El esteta critica admirado a los cercanos a él, en un gran poema de Quinta del 42 (1952), otro título en parte engañoso: “Para un esteta” (“Tú que hueles la flor de la bella palabra / acaso no comprendas las mías sin aroma…”). Una trampa. Como en “Paganos” (de Cuanto sé de mí) se canta lo efímero que es por ello hermoso: “Subía entonces a tu Casa / la Juventud.”
Hierro se carteó con Juan Ramón Jiménez —uno de sus preferidos— y dio ese nombre, Juan Ramón, a su hijo mayor. Amaba a Antonio Machado, pero también a Gerardo Diego, y aún más al grande Rubén Darío. ¿Cómo no se repasó con minucia la obra de Hierro, que tanto huye, sin execrarlo, del mero realismo? ¿El aire duro del poeta, tan ultrasensible, y que al final —como yo le decía y reíamos— semejaba al gran Khan de los tártaros, que ponía deliciosos dibujos con vino en sus dedicatorias?
El poeta que escribía en la mesa de un bar cualquiera, una muy normal cafetería, debajo de su casa. Un esteta cautamente oculto, que gustaba dividir el estilo o modo de sus poemas entre dos títulos, “Reportajes” y “Alucinaciones”, donde a menudo, visionario, se deja ir por las alas de la gran música —Palestrina, Haendel entre otros—. Poemas de vuelo. Pepe Hierro fue uno de los primeros poetas de su propia generación, que, sin improperio ninguno, creyó que había que superar el mero realismo. ¿Por qué no se vio bien la lírica cuidadísima de Hierro?
Hierro no era, no podía ser el poeta de la posguerra que era porque, camuflando su esteticismo, su amor por JRJ, había ido mucho más allá
Luego estuvo muchos años sin escribir poesía. Cuanto sé de mí —1957— también fue el título de su poesía reunida. En su libro último antes del prolongado silencio, Libro de las alucinaciones (1964), Hierro no es ya un poeta realista ni social —aunque lo fuera a tramos— sino un poeta de palabras bellas y culturalismo musical y visionario. Curiosamente, de nuevo, casi nadie deja constancia del libro como precursor de las vías nuevas, mucho más estéticas y refinadas, que estaban retornando a la poesía española. Un poema: “Teoría y alucinación de Dublín”.

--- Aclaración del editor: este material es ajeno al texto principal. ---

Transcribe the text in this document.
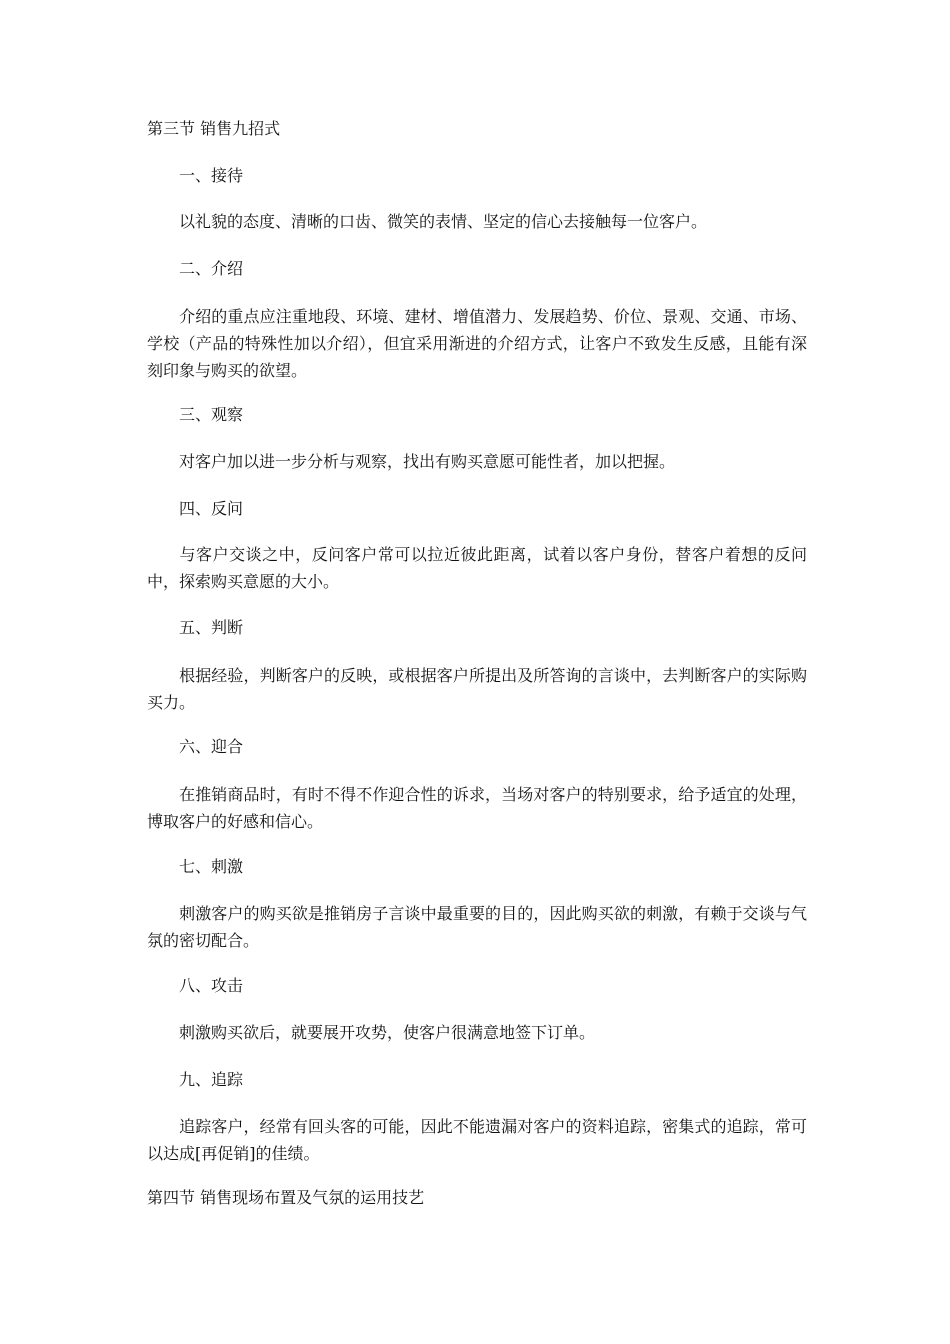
第三节 销售九招式

一、接待

以礼貌的态度、清晰的口齿、微笑的表情、坚定的信心去接触每一位客户。

二、介绍

介绍的重点应注重地段、环境、建材、增值潜力、发展趋势、价位、景观、交通、市场、学校（产品的特殊性加以介绍），但宜采用渐进的介绍方式，让客户不致发生反感，且能有深刻印象与购买的欲望。

三、观察

对客户加以进一步分析与观察，找出有购买意愿可能性者，加以把握。

四、反问

与客户交谈之中，反问客户常可以拉近彼此距离，试着以客户身份，替客户着想的反问中，探索购买意愿的大小。

五、判断

根据经验，判断客户的反映，或根据客户所提出及所答询的言谈中，去判断客户的实际购买力。

六、迎合

在推销商品时，有时不得不作迎合性的诉求，当场对客户的特别要求，给予适宜的处理，博取客户的好感和信心。

七、刺激

刺激客户的购买欲是推销房子言谈中最重要的目的，因此购买欲的刺激，有赖于交谈与气氛的密切配合。

八、攻击

刺激购买欲后，就要展开攻势，使客户很满意地签下订单。

九、追踪

追踪客户，经常有回头客的可能，因此不能遗漏对客户的资料追踪，密集式的追踪，常可以达成[再促销]的佳绩。

第四节 销售现场布置及气氛的运用技艺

Luego —algunos no lo esperaban y eran tan esperados— llegaron los libros nuevos de ese José Hierro cada vez más reconocido, sobre todo después del premio Príncipe de Asturias de 1981. Llegan Agenda (1991), y Cuaderno de Nueva York (1998), reencuentro con una ciudad que siempre le gustó al poeta y que ahora ve —otros esguinces— con una mirada de amor, por una puertorriqueña amiga de otro gran amigo —el libro le está dedicado— José Olivio Jiménez. Y aquel soneto final: “Vida”. “Después de tanto todo para nada”.
Hierro no era, no podía ser el poeta de la posguerra que era porque, camuflando su esteticismo, su amor por JRJ, había ido mucho más allá. Intransigentes de sí mismos aún lo negaban. José Hierro —ahora hubiese cumplido cien años, murió con 80— era un gran poeta. Con la pequeña bombona manual de oxígeno y los tubos en la nariz (combatiendo el enfisema que al fin lo mató) aún le vi en comidas y vida. Camuflando los tubitos, como había casi camuflado la estética.